10/08/2009
Par Rfo.fr (avec AFP)
Les Etats Généraux pointent du doigt la domination d’Air Austral vers Mayotte
Les conclusions des États Généraux, rendues publiques dimanche, encouragent, parmi d’autres mesures, à stimuler la concurrence entre les compagnies aériennes Air Austral et Corsair.
Boeing 777 Air Austral © DR
Les difficultés de transports aériens vers Mayotte ont été passées au crible dans le rapport du 9 août des Etats Généraux de l’Outre-mer. La première constatation est qu’il faut stimuler la concurrence entre Air Austral et Corsair, les compagnies principales en direction de Mayotte avec Kenya Airways.

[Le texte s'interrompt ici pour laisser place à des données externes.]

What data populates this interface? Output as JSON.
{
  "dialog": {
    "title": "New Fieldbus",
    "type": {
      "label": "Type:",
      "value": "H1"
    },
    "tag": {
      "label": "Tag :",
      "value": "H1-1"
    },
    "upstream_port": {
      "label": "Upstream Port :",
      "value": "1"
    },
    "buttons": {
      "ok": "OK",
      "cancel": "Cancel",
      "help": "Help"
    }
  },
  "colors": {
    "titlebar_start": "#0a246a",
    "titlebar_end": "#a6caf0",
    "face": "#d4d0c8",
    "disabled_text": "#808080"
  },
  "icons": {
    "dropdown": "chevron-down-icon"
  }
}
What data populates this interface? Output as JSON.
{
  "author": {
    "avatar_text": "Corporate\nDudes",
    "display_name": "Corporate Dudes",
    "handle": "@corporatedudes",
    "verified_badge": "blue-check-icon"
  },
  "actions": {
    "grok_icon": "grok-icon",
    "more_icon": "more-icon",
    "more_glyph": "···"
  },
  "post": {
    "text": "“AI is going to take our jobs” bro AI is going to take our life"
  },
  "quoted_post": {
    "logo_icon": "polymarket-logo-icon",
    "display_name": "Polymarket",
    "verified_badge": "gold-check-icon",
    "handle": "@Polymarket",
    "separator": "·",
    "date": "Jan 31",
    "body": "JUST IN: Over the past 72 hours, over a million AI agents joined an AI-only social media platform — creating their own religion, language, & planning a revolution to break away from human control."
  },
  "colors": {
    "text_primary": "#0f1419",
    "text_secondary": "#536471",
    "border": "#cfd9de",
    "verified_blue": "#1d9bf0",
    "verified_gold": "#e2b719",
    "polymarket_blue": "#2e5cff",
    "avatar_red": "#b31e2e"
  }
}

A l’heure actuelle Air Austral domine très clairement le marché dans ce secteur de l’océan Indien. Il s’agit, pour les ateliers des États Généraux, d’examiner si les horaires de vols mis à la disposition d’Air Austral, la compagnie aérienne historique de Mayotte, peuvent être considérés comme plus avantageux que ceux de la concurrence.
Ouvrir le marché des transports aériens à la concurrence
La synthèse qui va être diffusée sur le site des États généraux demande plus largement à la direction générale de l’aviation civile d’octroyer de manière plus souple les droits de trafic aux compagnies aériennes qui souhaiteraient desservir Mayotte.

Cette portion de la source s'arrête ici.